ANALYSING ARGENTINA

Milei’s Macri mirror

Javier Milei and Luis Caputo want the economy to be booming when the country goes to vote in October. The question is how much it will cost them – and the country.

Segundo Tiempo Foto: @KidNavajoArt

For the fifth consecutive month, the public’s trust in President Javier Milei's administration has fallen. The index published by Di Tella University since November 2001 is one of the most consistent approval rating polls in the country: almost a year-and-a-half into office, Milei scored 2.33 points out of 5 in April – better than his predecessor Alberto Fernández at the same stage (2.26) but worse than Mauricio Macri (2.51).

The comparison with Macri is one of the key questions being asked abroad about the future of Milei and there are obvious parallels. Like the current head of state, the PRO was a rising centre-right leader who beat the Peronists at the ballot-box to inaugurate a new economic era in Argentina. But Macri’s economic programme failed, burdened by massive debt (with the private sector first, with the International Monetary Fund later) and his inability to lower inflation and poverty. Macri won the 2017 midterms but lost his re-election bid to Alberto Fernández and Cristina Fernández de Kirchner in 2019.

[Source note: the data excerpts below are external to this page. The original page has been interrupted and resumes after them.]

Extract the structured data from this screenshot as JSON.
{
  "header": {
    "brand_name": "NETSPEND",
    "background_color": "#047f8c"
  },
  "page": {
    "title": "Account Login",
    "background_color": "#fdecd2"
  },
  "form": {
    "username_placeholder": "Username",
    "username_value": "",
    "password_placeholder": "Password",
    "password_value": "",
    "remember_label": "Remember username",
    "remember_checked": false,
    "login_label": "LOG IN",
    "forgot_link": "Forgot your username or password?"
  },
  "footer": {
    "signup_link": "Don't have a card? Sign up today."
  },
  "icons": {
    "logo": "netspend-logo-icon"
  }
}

Milei is following a similar path, with some caveats. He has taken on new debt (with the IMF) to strengthen Central Bank reserves and make it to the midterms in October with a stable economy and declining inflation. Unlike Macri, he does not have a fiscal deficit, but like the PRO co-founder, he is over-appreciating the peso to anchor his anti-inflation policy. The result in both cases is a current account deficit – i.e., the country spends more US dollars than it earns. Macri did not correct it on time – Milei still has time to correct it.

Milei and his economic chief Luis Caputo want the economy to be booming when the country goes to vote in October. The question is how much it will cost them – and the country. The numbers to follow are the Central Bank reserves and current account figures. the IMF surely will surely be monitoring them too.

In March, the flow of foreign currency was US$1.67 billion negative for the Central Bank. It was the 10th consecutive monthly deficit. It now accumulates a loss of US$11.4 billion since June 2024. It is an inflection point for Milei’s Central Bank, which had accumulated a current account surplus of US$12.1 billion in the first six months of the administration, right after the shock 54-percent devaluation, introduced shortly after taking office in December 2023.

The IMF agreement was meant to turn this trend around – or at least balance it out. After the government announced that the ‘cepo’ capital controls are gone, investors will be watching whether the promise is real: for now, it is just a reality for Argentines turning their pesos into dollars through their home banking, but not for companies, which hold the lion’s share of the cash that would exit the country if it could – that would only happen next year, when they wrap their 2025 balance sheets.

Caputo’s team is giving out all the signals they have available to indicate that the peso will continue to be overvalued, at least until after the elections. Their rationale is that a strong peso will keep many Argentines happy until they vote. Macri also did that – even after he won the midterm elections, he kept the peso appreciated, which invited tens of thousands of Argentines to purchase trips to Russia to watch the Football World Cup in 2018. 

Win or lose, Milei will have to decide after the midterm elections this year: giving the peso a more reasonable price would hit middle-class Argentines just as they would start to buy packages for what will likely be Lionel Messi’s farewell World Cup in 2026 in North America.

The Di Tella opinion poll shows that the typical Milei supporter right now is a man under 30, mostly from the country’s interior and with a level of higher education: a quintessential World Cup attendee. Milei, also a football fan, would not mind keeping the peso strong throughout his Presidency, but for that, he would need an influx of US dollars like the one Macri got from international voluntary debt markets in 2016–2017. Not impossible but not extremely probable, however, highly undesirable given the country’s track record.

The one reply from the poll that should most concern Milei is the category that scored worst this month, with almost a 10-percent decline: concern about the public’s general interest. If most Argentines opine that Milei and his team are disconnected from their interests, the economic hardships that may (and will) come will have a deeper and immediate political impact. 

Milei’s public appearances, be they on TV or social media, continue to focus on slamming his critics, most of the time in the form of insults. Somebody should tell him: the story of his Presidency is not about being right, but about Argentines believing he has served them correctly.